Giliran Eropa Menaikkan Suku Bunga Acuan

Begitu pula di Eropa. Setelah Federal Reserve dan Bank Sentral Inggris, kini giliran Bank Sentral Eropa (ECB) juga akan menaikkan suku bunga acuannya. ECB memastikan kenaikannya akan dilakukan bulan depan untuk menekan inflasi, dikutip dari Katadata.

Bank ini akan menaikkan suku bunga acuannya sebesar 25 basis poin; kenaikan yang pertama sejak satu dekade lebih. Kalau inflasi memburuk, ada kemungkinan suku bunga dinaikkan lebih besar pada September 2022.

“Inflasi tinggi di atas target kemungkinan akan bertahan beberapa waktu,” kata Presiden ECB, Christine Lagarde.

Inflasi tahunan di Eropa diperkirakan berada di level 6,8 persen tahun ini dan berada di atas target 2,4 persen pada 2024.

 

Dipicu Konflik Rusia-Ukraina

Selain menaikkan suku bunga, ECB memotong perkiraan pertumbuhannya. PDB 19 negara yang menggunakan mata uang euro, diperkirakan tumbuh 2,8 persen pada 2022 dan 1,2 persen tahun depan.

Inflasi di zona euro mencapai 8,1 persen bulan Mei 2022. Penyebabnya adalah konflik Rusia-Ukraina. Konflik ini mendorong inflasi global dan menekan Uni Eropa. Kawasan ini harus menemukan alternatif minyak dan gas Rusia.
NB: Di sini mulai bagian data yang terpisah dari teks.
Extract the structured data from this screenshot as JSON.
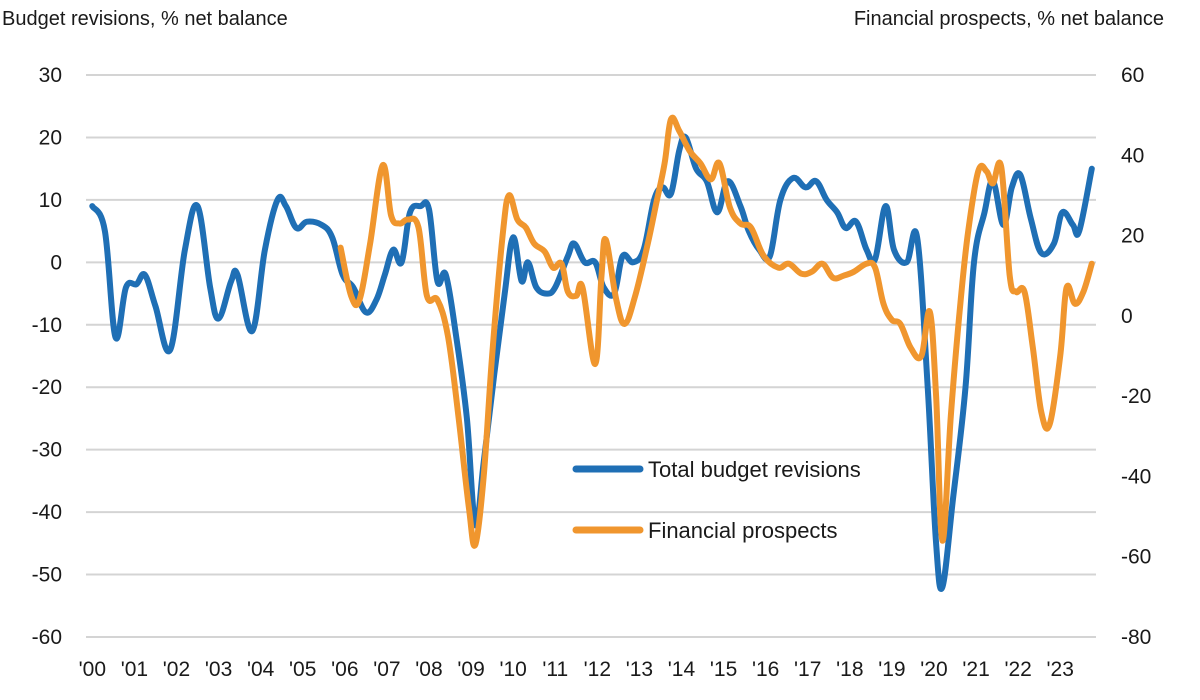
{
  "chart_data": {
    "type": "line",
    "title": "",
    "left_axis": {
      "label": "Budget revisions, % net balance",
      "ylim": [
        -60,
        30
      ],
      "ticks": [
        30,
        20,
        10,
        0,
        -10,
        -20,
        -30,
        -40,
        -50,
        -60
      ]
    },
    "right_axis": {
      "label": "Financial prospects, % net balance",
      "ylim": [
        -80,
        60
      ],
      "ticks": [
        60,
        40,
        20,
        0,
        -20,
        -40,
        -60,
        -80
      ]
    },
    "x_axis": {
      "label": "",
      "xlim": [
        1999.85,
        2023.85
      ],
      "tick_labels": [
        "'00",
        "'01",
        "'02",
        "'03",
        "'04",
        "'05",
        "'06",
        "'07",
        "'08",
        "'09",
        "'10",
        "'11",
        "'12",
        "'13",
        "'14",
        "'15",
        "'16",
        "'17",
        "'18",
        "'19",
        "'20",
        "'21",
        "'22",
        "'23"
      ],
      "tick_years": [
        2000,
        2001,
        2002,
        2003,
        2004,
        2005,
        2006,
        2007,
        2008,
        2009,
        2010,
        2011,
        2012,
        2013,
        2014,
        2015,
        2016,
        2017,
        2018,
        2019,
        2020,
        2021,
        2022,
        2023
      ]
    },
    "grid": true,
    "legend": {
      "placement": "center-bottom",
      "entries": [
        "Total budget revisions",
        "Financial prospects"
      ]
    },
    "series": [
      {
        "name": "Total budget revisions",
        "axis": "left",
        "color": "#1f6fb5",
        "points": [
          [
            2000.0,
            9
          ],
          [
            2000.3,
            5
          ],
          [
            2000.55,
            -12
          ],
          [
            2000.8,
            -4
          ],
          [
            2001.05,
            -3.5
          ],
          [
            2001.25,
            -2
          ],
          [
            2001.5,
            -7
          ],
          [
            2001.85,
            -14
          ],
          [
            2002.2,
            2
          ],
          [
            2002.5,
            9
          ],
          [
            2002.8,
            -4
          ],
          [
            2003.0,
            -9
          ],
          [
            2003.3,
            -3
          ],
          [
            2003.45,
            -2
          ],
          [
            2003.8,
            -11
          ],
          [
            2004.1,
            2
          ],
          [
            2004.4,
            10
          ],
          [
            2004.6,
            9
          ],
          [
            2004.85,
            5.5
          ],
          [
            2005.1,
            6.5
          ],
          [
            2005.45,
            6
          ],
          [
            2005.7,
            4
          ],
          [
            2005.95,
            -2
          ],
          [
            2006.2,
            -4
          ],
          [
            2006.5,
            -8
          ],
          [
            2006.75,
            -6
          ],
          [
            2006.95,
            -2
          ],
          [
            2007.15,
            2
          ],
          [
            2007.35,
            0
          ],
          [
            2007.55,
            8
          ],
          [
            2007.8,
            9
          ],
          [
            2008.0,
            8.5
          ],
          [
            2008.2,
            -3
          ],
          [
            2008.4,
            -2
          ],
          [
            2008.65,
            -12
          ],
          [
            2008.9,
            -25
          ],
          [
            2009.1,
            -42
          ],
          [
            2009.3,
            -32
          ],
          [
            2009.55,
            -18
          ],
          [
            2009.8,
            -5
          ],
          [
            2010.0,
            4
          ],
          [
            2010.2,
            -3
          ],
          [
            2010.35,
            0
          ],
          [
            2010.55,
            -4
          ],
          [
            2010.8,
            -5
          ],
          [
            2011.0,
            -4
          ],
          [
            2011.3,
            1
          ],
          [
            2011.45,
            3
          ],
          [
            2011.7,
            0
          ],
          [
            2011.95,
            0
          ],
          [
            2012.15,
            -4
          ],
          [
            2012.4,
            -5
          ],
          [
            2012.6,
            1
          ],
          [
            2012.85,
            0
          ],
          [
            2013.1,
            2
          ],
          [
            2013.35,
            10
          ],
          [
            2013.55,
            12
          ],
          [
            2013.75,
            11
          ],
          [
            2013.95,
            18
          ],
          [
            2014.1,
            20
          ],
          [
            2014.35,
            15
          ],
          [
            2014.6,
            13
          ],
          [
            2014.85,
            8
          ],
          [
            2015.1,
            13
          ],
          [
            2015.4,
            9
          ],
          [
            2015.6,
            5
          ],
          [
            2015.85,
            2
          ],
          [
            2016.1,
            1
          ],
          [
            2016.35,
            10
          ],
          [
            2016.65,
            13.5
          ],
          [
            2016.95,
            12
          ],
          [
            2017.2,
            13
          ],
          [
            2017.45,
            10
          ],
          [
            2017.7,
            8
          ],
          [
            2017.9,
            5.5
          ],
          [
            2018.15,
            6.5
          ],
          [
            2018.4,
            2
          ],
          [
            2018.6,
            0.5
          ],
          [
            2018.85,
            9
          ],
          [
            2019.05,
            2
          ],
          [
            2019.35,
            0
          ],
          [
            2019.6,
            4
          ],
          [
            2019.85,
            -20
          ],
          [
            2020.05,
            -45
          ],
          [
            2020.2,
            -52
          ],
          [
            2020.45,
            -38
          ],
          [
            2020.75,
            -20
          ],
          [
            2020.95,
            0
          ],
          [
            2021.2,
            8
          ],
          [
            2021.4,
            13
          ],
          [
            2021.65,
            6
          ],
          [
            2021.85,
            12
          ],
          [
            2022.05,
            14
          ],
          [
            2022.3,
            7
          ],
          [
            2022.55,
            1.5
          ],
          [
            2022.85,
            3
          ],
          [
            2023.05,
            8
          ],
          [
            2023.3,
            6
          ],
          [
            2023.45,
            5
          ],
          [
            2023.75,
            15
          ]
        ]
      },
      {
        "name": "Financial prospects",
        "axis": "right",
        "color": "#f0962e",
        "points": [
          [
            2005.9,
            17
          ],
          [
            2006.15,
            5
          ],
          [
            2006.35,
            4
          ],
          [
            2006.6,
            18
          ],
          [
            2006.9,
            37.5
          ],
          [
            2007.1,
            25
          ],
          [
            2007.3,
            23
          ],
          [
            2007.5,
            24
          ],
          [
            2007.75,
            22
          ],
          [
            2007.95,
            5
          ],
          [
            2008.2,
            4
          ],
          [
            2008.45,
            -5
          ],
          [
            2008.7,
            -25
          ],
          [
            2008.95,
            -48
          ],
          [
            2009.1,
            -57
          ],
          [
            2009.3,
            -40
          ],
          [
            2009.5,
            -10
          ],
          [
            2009.75,
            20
          ],
          [
            2009.9,
            30
          ],
          [
            2010.1,
            24
          ],
          [
            2010.3,
            22
          ],
          [
            2010.5,
            18
          ],
          [
            2010.75,
            16
          ],
          [
            2010.95,
            12
          ],
          [
            2011.15,
            13
          ],
          [
            2011.3,
            6
          ],
          [
            2011.5,
            5
          ],
          [
            2011.65,
            7
          ],
          [
            2011.95,
            -12
          ],
          [
            2012.1,
            10
          ],
          [
            2012.2,
            19
          ],
          [
            2012.45,
            4
          ],
          [
            2012.65,
            -2
          ],
          [
            2012.9,
            5
          ],
          [
            2013.2,
            18
          ],
          [
            2013.4,
            28
          ],
          [
            2013.6,
            38
          ],
          [
            2013.75,
            49
          ],
          [
            2013.95,
            46
          ],
          [
            2014.2,
            41
          ],
          [
            2014.45,
            38
          ],
          [
            2014.7,
            34
          ],
          [
            2014.9,
            38
          ],
          [
            2015.15,
            27
          ],
          [
            2015.4,
            23
          ],
          [
            2015.65,
            22
          ],
          [
            2015.95,
            15
          ],
          [
            2016.3,
            12
          ],
          [
            2016.55,
            13
          ],
          [
            2016.85,
            10.5
          ],
          [
            2017.1,
            11
          ],
          [
            2017.35,
            13
          ],
          [
            2017.6,
            9.5
          ],
          [
            2017.85,
            10
          ],
          [
            2018.1,
            11
          ],
          [
            2018.4,
            13
          ],
          [
            2018.6,
            12
          ],
          [
            2018.8,
            3
          ],
          [
            2019.0,
            -1
          ],
          [
            2019.2,
            -2
          ],
          [
            2019.45,
            -8
          ],
          [
            2019.7,
            -10
          ],
          [
            2019.9,
            1
          ],
          [
            2020.05,
            -20
          ],
          [
            2020.2,
            -56
          ],
          [
            2020.4,
            -25
          ],
          [
            2020.6,
            0
          ],
          [
            2020.8,
            20
          ],
          [
            2021.05,
            36
          ],
          [
            2021.25,
            36
          ],
          [
            2021.4,
            33
          ],
          [
            2021.6,
            37
          ],
          [
            2021.8,
            10
          ],
          [
            2021.95,
            6
          ],
          [
            2022.15,
            6
          ],
          [
            2022.35,
            -8
          ],
          [
            2022.55,
            -24
          ],
          [
            2022.75,
            -27
          ],
          [
            2023.0,
            -10
          ],
          [
            2023.15,
            7
          ],
          [
            2023.35,
            3
          ],
          [
            2023.55,
            6
          ],
          [
            2023.75,
            13
          ]
        ]
      }
    ]
  }
}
Harga bahan bakar fosil di sana meroket 40 persen dari Mei 2021 dan bisa lebih tinggi dalam waktu dekat.

“Jika perang menigkat, sentimen ekonomi bisa memburuk karena kendala pasokan meningkat. Biaya energi dan makanan bisa tetap lebih tinggi dari yang diharapkan,” kata Lagarde.